Question: One of our managers has approached the HR department for help with serious performance issues that may relate to an illness. “I have serious concerns regarding her performance. I’ve done everything I can to help her. I think something is wrong, she is not herself,” he said. How can we determine if it’s truly a performance issue or if there is an underlying illness?
Answer: The key to dealing with this issue is to separate illness from performance. You can use a few clues to help you with this:
Clue one: Is this an employee who has been functioning well since she started with the organization? If so, unless something has changed in the job, the issue is likely illness-related.
Clue two: Is there an issue in the employee’s personal life that may be causing her distress? While some employees are reluctant to share personal issues with their supervisor, most employees offer some clues as to what may be going on. It may be a personal issue that is causing stress and anxiety and, therefore, affecting her performance.

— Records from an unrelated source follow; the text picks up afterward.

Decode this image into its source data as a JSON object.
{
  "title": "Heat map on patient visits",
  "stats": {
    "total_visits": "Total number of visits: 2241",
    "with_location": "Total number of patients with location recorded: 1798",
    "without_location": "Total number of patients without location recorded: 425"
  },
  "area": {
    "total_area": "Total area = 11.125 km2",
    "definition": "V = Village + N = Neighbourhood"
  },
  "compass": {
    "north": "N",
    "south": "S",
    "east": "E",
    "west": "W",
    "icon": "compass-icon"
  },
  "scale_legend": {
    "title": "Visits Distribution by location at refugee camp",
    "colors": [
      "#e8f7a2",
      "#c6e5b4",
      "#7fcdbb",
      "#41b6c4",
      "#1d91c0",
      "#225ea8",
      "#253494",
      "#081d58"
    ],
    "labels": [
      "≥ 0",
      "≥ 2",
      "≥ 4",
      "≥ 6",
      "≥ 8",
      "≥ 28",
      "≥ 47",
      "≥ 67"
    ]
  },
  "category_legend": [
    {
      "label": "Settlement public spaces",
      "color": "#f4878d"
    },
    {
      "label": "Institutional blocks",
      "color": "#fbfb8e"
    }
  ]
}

Clue three: Has the employee always struggled with performance? Do previous performance appraisals identify similar issues? If so, the issue is likely not due to illness and should be dealt with through performance counselling.
But you need to be sure your organization is protected from legal liability — the summary below will provide some assistance in dealing with this issue.
When it’s the Illness
When you suspect the performance issues are related to illness and the employee agrees (or tells you), recommending she see her doctor is a good first step. I strongly recommend a third-party adjudicator assess the employee’s medical information. As HR professionals, we often play the coach, psychologist or confidant. But playing doctor is not recommended — this is beyond our expertise.
Once the claim is adjudicated, the recommendation will signal your next move. The recommendation to approve the sick claim makes things easier, although more expensive. If you’re lucky, the employee will go on a short sick leave and when she returns, she will be ready to perform the full functions of the position.
When it’s performance
If the illness is not approved, then you are left to manage the performance issue. The good news is you can separate the illness from the performance and not risk legal liability for not accommodating the employee. You can now move forward through performance counselling, a coaching program or any performance improvement method you use within your organization.
Sometimes, it may not be this easy. You may encounter situations where the employee and her doctor insist illness is affecting performance. In other cases, the employee may refute an illness exists. In both these situations, an independent medical evaluation (IME) should be considered.
The independent medical evaluation
Most HR professionals will run into situations where an employee denies having any type of illness that is affecting her performance. Your gut tells you something is just not right. More often than not, there is usually an underlying condition — perhaps depression or alcoholism. Unfortunately, the employee will do her best to deny this to herself and especially her supervisor. This is when I recommend an IME. They are expensive but so is your underperformer, your supervisor’s time and your time spent managing the case.
Legally, employees must agree to undergo an IME. Approaching the conversation in a sensitive, respectful way, stating the benefits of the IME to the employee, may encourage her to agree to the request. Often the employee will secretly acknowledge to herself something is not right — she may welcome the opportunity to meet with a professional who will set her on the path to recovery. If she does agree, it’s critical to get her consent in writing.
The results of the IME
The IME will often provide good insight into the employee’s behavior, help you determine whether he is fit to return to work and recommend any accommodation. In some cases, the IME will state an employee is fine to return to work and no issues exist. In this case, you can focus on performance and accept you were wrong about an illness.
When an IME tells you an employee is not fit to perform the job, in most cases the employee will go on leave, but not before receiving good information forcing her to self-reflect. The information can be provided to the employee’s medical doctor, who can use this information in helping the employee get well. You have good information to provide to your adjudicator (with the employee’s consent, of course), that will assist your provider in assessing the case.
Situations can arise where an employee and her doctor strongly disagree with the outcome of the IME. Most doctors welcome IME results but if you are faced with this situation, I recommend you seek legal advice. One could argue the employee’s doctor knows her best to assess her health, not a doctor who meets the employee one time to perform an IME.
Of course, some employees will refuse to undergo an IME and refuse to acknowledge anything is wrong. In this case, after taking careful notes of discussions with the employee, you must focus on performance or lack thereof.
Managing illness can be an emotional, tricky matter. You need to be sensitive to the employee, respect the supervisor’s concerns and be conscious of legal obligations. Approaching the situation in a calm, focused manner will ensure respect and compassion for the employee and protection for your organization. When in doubt, seek legal advice.
Sandra Chiodo is director of human resources and organizational development at Peel Children’s Aid in Mississauga, Ont.